Paresh Rawal is the ringleader of the hooligans in one village, and Nana Patekar is the boss of the louts in another. The two villages and the people hate each other's guts. Our hero is forced to marry a girl from the enemy's village. When they despise each other's community, why would they arrange marriage with a girl from the enemy village? To make a movie out of it, sonny.
Consequentially, a gore-fest follows, with people from the two villages drawing blood for blood and eye for eye - all for blind self-esteem and pride. Ultimately killing the chiefs and half the villagers in the process.

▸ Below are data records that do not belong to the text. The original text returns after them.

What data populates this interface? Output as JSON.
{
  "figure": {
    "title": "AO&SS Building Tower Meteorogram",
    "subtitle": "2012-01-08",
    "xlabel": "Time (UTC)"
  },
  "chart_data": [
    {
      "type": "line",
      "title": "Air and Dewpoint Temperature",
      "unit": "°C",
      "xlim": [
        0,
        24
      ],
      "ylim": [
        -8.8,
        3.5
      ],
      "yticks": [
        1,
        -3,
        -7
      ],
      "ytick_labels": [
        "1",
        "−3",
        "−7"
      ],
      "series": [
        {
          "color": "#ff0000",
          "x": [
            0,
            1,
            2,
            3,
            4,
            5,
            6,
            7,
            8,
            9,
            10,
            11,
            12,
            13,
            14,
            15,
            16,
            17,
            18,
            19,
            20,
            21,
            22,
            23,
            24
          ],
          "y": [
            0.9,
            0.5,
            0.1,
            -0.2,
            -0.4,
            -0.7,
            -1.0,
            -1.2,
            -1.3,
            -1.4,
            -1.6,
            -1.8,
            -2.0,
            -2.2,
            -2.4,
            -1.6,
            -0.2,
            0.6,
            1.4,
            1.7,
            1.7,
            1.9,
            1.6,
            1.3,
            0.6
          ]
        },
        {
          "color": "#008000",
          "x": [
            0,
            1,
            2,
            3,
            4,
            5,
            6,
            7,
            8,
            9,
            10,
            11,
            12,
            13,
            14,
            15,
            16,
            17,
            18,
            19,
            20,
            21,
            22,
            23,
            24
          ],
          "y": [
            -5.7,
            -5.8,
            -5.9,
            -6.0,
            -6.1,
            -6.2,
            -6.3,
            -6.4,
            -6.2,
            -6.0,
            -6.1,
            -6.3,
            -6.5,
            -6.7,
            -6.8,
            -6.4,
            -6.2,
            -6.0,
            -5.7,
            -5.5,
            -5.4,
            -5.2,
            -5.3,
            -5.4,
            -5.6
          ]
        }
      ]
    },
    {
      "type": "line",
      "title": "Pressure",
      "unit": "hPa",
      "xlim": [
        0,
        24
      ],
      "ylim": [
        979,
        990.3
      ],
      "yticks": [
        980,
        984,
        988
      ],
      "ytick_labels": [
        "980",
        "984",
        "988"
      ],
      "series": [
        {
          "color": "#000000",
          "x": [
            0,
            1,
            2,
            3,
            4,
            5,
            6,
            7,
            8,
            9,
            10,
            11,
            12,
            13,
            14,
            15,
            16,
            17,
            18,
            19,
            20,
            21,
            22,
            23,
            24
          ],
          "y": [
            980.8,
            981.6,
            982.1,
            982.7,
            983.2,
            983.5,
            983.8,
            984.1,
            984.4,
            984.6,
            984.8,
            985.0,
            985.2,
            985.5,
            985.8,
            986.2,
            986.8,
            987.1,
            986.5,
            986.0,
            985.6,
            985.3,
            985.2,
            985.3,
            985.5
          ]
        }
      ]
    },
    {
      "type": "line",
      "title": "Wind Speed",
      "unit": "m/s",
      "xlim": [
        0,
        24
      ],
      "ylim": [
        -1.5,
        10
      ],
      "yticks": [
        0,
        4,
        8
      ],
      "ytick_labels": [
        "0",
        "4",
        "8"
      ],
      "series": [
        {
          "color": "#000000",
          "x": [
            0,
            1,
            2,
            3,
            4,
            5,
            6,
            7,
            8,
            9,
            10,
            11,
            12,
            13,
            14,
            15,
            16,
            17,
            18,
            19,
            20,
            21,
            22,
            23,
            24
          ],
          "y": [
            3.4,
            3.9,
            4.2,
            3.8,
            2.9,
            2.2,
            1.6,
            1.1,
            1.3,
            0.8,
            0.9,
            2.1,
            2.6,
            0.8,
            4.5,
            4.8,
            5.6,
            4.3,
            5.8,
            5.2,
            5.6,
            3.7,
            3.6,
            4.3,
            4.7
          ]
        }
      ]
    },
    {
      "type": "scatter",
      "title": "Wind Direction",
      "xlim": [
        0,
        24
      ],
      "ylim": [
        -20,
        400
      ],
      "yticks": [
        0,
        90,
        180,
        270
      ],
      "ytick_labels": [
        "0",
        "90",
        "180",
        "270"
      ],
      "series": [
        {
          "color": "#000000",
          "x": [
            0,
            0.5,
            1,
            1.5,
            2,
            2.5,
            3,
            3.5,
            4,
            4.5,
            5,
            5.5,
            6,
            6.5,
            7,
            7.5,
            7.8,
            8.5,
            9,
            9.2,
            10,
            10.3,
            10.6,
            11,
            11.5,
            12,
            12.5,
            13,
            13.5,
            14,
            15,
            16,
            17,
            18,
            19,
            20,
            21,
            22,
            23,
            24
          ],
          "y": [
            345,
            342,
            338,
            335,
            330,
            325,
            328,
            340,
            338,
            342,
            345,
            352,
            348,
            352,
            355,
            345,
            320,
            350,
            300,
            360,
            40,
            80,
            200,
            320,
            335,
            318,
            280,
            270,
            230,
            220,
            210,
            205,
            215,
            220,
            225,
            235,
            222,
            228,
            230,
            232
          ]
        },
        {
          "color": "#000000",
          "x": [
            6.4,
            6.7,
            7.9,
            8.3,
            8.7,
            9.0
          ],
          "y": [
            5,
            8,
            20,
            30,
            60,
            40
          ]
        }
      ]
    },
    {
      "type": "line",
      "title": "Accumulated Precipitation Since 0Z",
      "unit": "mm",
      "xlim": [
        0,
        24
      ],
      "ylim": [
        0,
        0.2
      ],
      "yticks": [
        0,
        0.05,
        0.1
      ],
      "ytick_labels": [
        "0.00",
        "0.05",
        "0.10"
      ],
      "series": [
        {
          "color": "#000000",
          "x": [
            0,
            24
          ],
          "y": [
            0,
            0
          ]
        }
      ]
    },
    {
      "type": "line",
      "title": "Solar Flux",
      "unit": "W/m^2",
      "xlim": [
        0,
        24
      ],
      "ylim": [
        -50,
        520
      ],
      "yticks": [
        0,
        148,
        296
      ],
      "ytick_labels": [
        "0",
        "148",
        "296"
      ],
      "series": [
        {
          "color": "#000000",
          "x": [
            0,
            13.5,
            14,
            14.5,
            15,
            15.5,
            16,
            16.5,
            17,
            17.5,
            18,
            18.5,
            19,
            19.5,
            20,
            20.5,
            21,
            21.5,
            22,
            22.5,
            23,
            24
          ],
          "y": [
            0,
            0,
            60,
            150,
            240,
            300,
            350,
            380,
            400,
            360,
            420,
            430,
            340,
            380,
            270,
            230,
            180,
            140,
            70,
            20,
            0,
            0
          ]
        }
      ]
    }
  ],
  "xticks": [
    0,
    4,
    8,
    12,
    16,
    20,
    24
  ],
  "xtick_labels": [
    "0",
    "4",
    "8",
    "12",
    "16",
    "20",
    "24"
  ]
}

This is based on a true life, shocking incident. The treatment and the disjointed scenes are all very real. But what baffles all is the presence of seasoned campaigners like Nana and Paresh in a B-grade movie like this one. Let's just hope that it's poor judgment and not lack of offers. In spite of this, both of them have given tremendous performances. Nana has even lent his voice for one of the songs. That's what killed all those villagers, I think. About Paresh, he's just his usual self - great.
The only part of the movie when everyone was awake was the two raunchy, downright vulgar numbers. Yuck! To sum it up in a line, two vengeful villages, one wedding and one hell of a busy undertaker. In a word, painful. In an alphabet, Z.